L’état de droit impose le respect de la propriété privée. L’état de droit exige la punition de tous ceux qui ne respectent pas la loi. L’état de droit enfin protège les victimes de toutes formes d’escroquerie. Les chefs coutumiers (propriétaires des terres selon le droit coutumier) sont les seuls habilités à en ceder la propriété à autrui. Dans le temps ces transactions se faisaient selon des rites bien codifiés et n’avaient pas pour objectif l’enrichissement du chef. La colonisation passa par là, les blancs passerrent par là avec leurs traditions differentes des nôtres. Aujourd’hui derive, les chefs coutumier vendent les terres ancestrales à autrui. Malheureusement la terre ne pousse pas, quand tu l’as vendu elle ne t’appartient plus. Voilà que nos chers depositaires du droit coutumier font du poto poto, et jonglent avec le droit et la coutume selon leurs intérêts. D’où le phénomène decrit ci-dessous… Comment en sortir?

Les chefs coutumiers Teke Humbu vendent des terrains pour lesquels ils auraient déjà empoché l’argent. La ville de Kinshasa avant qu’elle ne soit lotie appartenait aux tribus Teke et Humbu. Avant d’acheter un terrain dans la ville de Kinshasa, il faut aller d’abord chez les chefs coutumiers propriétaires des terres avant de se rendre à la commune pour confirmation de l’achat. Depuis 1960 année de l’indépendance de la république démocratique du Congo, les chefs coutumiers ont vendu tous les terrains qui leurs appartenaient et la crise faisant, ils revendent à nouveau les terrains déjà achetés. Les quartiers les plus touchés sont ceux de Mpasa (1 et 2) et celui de Mikonga.
La commune de la N’sele dans la capitale est le théâtre des escroqueries que ne cessent de faire ces hommes qui ont été investi du pouvoir coutumier. Lorsqu’une personne achète une parcelle et que pendant un moment elle ne construit pas, le chef coutumier revend le même terrain à un autre. Le même terrain peut donc ainsi être vendu à plus de 10 personnes différentes.
Des nombreuses plaintes ont été déposé auprès du bourgmestre de la commune de la N’sele. Sans honte ni gène, les chefs coutumiers affirment qu’ils ont le droit de vendre un terrain même s’il ne leur appartient plus.
Les victimes veulent voir l’Etat condamner ces faits puisque personne n’est au-dessus de la loi. La propriété privée doit être respectée par tous, sinon point de développement possible. Très souvent quand il arrive qu’un chef coutumier est reconnu coupable d’avoir vendu un terrain à plus d’une personne donc condamnable, il trouve refuge dans la commune voisine de Maluku.

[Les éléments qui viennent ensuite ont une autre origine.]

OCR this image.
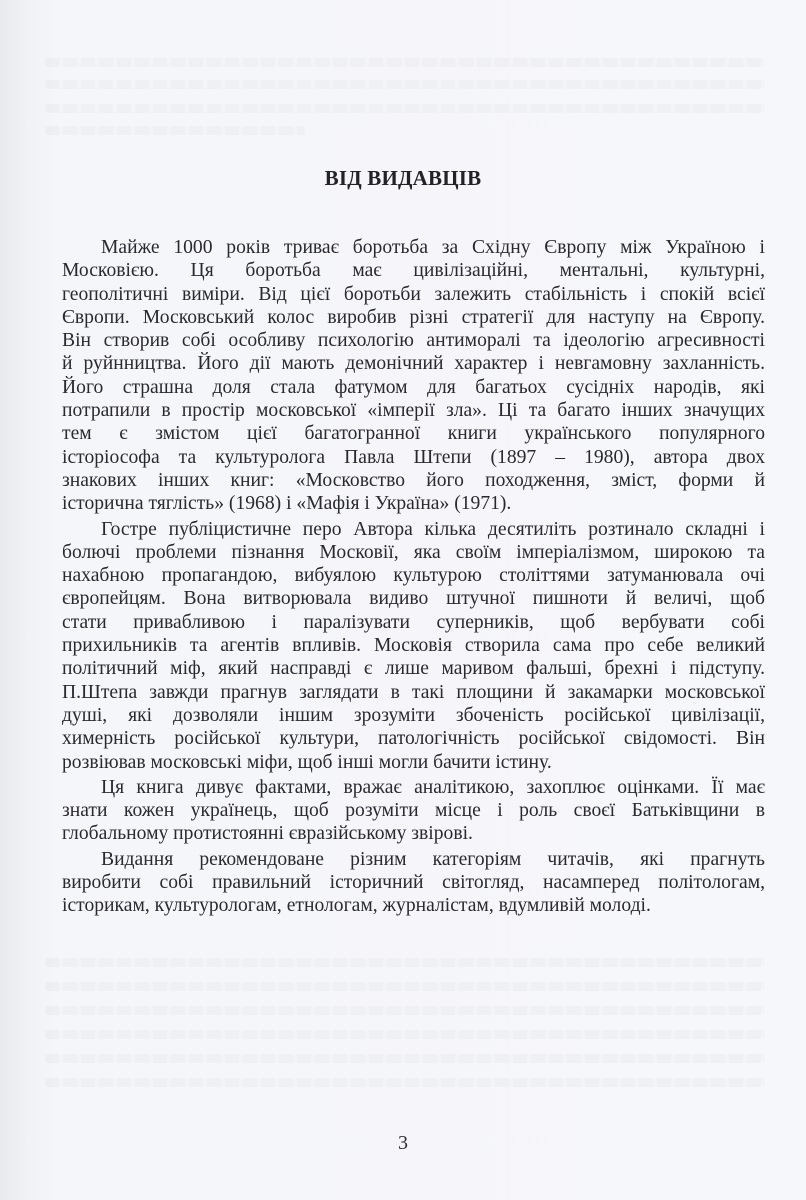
ВІД ВИДАВЦІВ
Майже 1000 років триває боротьба за Східну Європу між Україною і
Московією. Ця боротьба має цивілізаційні, ментальні, культурні,
геополітичні виміри. Від цієї боротьби залежить стабільність і спокій всієї
Європи. Московський колос виробив різні стратегії для наступу на Європу.
Він створив собі особливу психологію антиморалі та ідеологію агресивності
й руйнництва. Його дії мають демонічний характер і невгамовну захланність.
Його страшна доля стала фатумом для багатьох сусідніх народів, які
потрапили в простір московської «імперії зла». Ці та багато інших значущих
тем є змістом цієї багатогранної книги українського популярного
історіософа та культуролога Павла Штепи (1897 – 1980), автора двох
знакових інших книг: «Московство його походження, зміст, форми й
історична тяглість» (1968) і «Мафія і Україна» (1971).
Гостре публіцистичне перо Автора кілька десятиліть розтинало складні і
болючі проблеми пізнання Московії, яка своїм імперіалізмом, широкою та
нахабною пропагандою, вибуялою культурою століттями затуманювала очі
європейцям. Вона витворювала видиво штучної пишноти й величі, щоб
стати привабливою і паралізувати суперників, щоб вербувати собі
прихильників та агентів впливів. Московія створила сама про себе великий
політичний міф, який насправді є лише маривом фальші, брехні і підступу.
П.Штепа завжди прагнув заглядати в такі площини й закамарки московської
душі, які дозволяли іншим зрозуміти збоченість російської цивілізації,
химерність російської культури, патологічність російської свідомості. Він
розвіював московські міфи, щоб інші могли бачити істину.
Ця книга дивує фактами, вражає аналітикою, захоплює оцінками. Її має
знати кожен українець, щоб розуміти місце і роль своєї Батьківщини в
глобальному протистоянні євразійському звірові.
Видання рекомендоване різним категоріям читачів, які прагнуть
виробити собі правильний історичний світогляд, насамперед політологам,
історикам, культурологам, етнологам, журналістам, вдумливій молоді.
3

Aucun chef coutumier jusque là n’a été arrêté pour avoir commis cet acte même si celui-ci est identifié. La population de la commune de N’sele voudrait que justice soit faite et que la loi punisse toute personne qui la transgresse quelque soit son rang. La troisième république est celle d’un Etat de droit, prétend-on. La justice ne peut pas laisser en liberté les escrocs qui appauvrissent les paisibles citoyens qui n’ont déjà pas de salaire et qui attendent avec impatience « Mbudi »(accords signés entre l’état et les fonctionaires pour une augmentation de leur niveau de vie, mais dont on attend toujours l’application).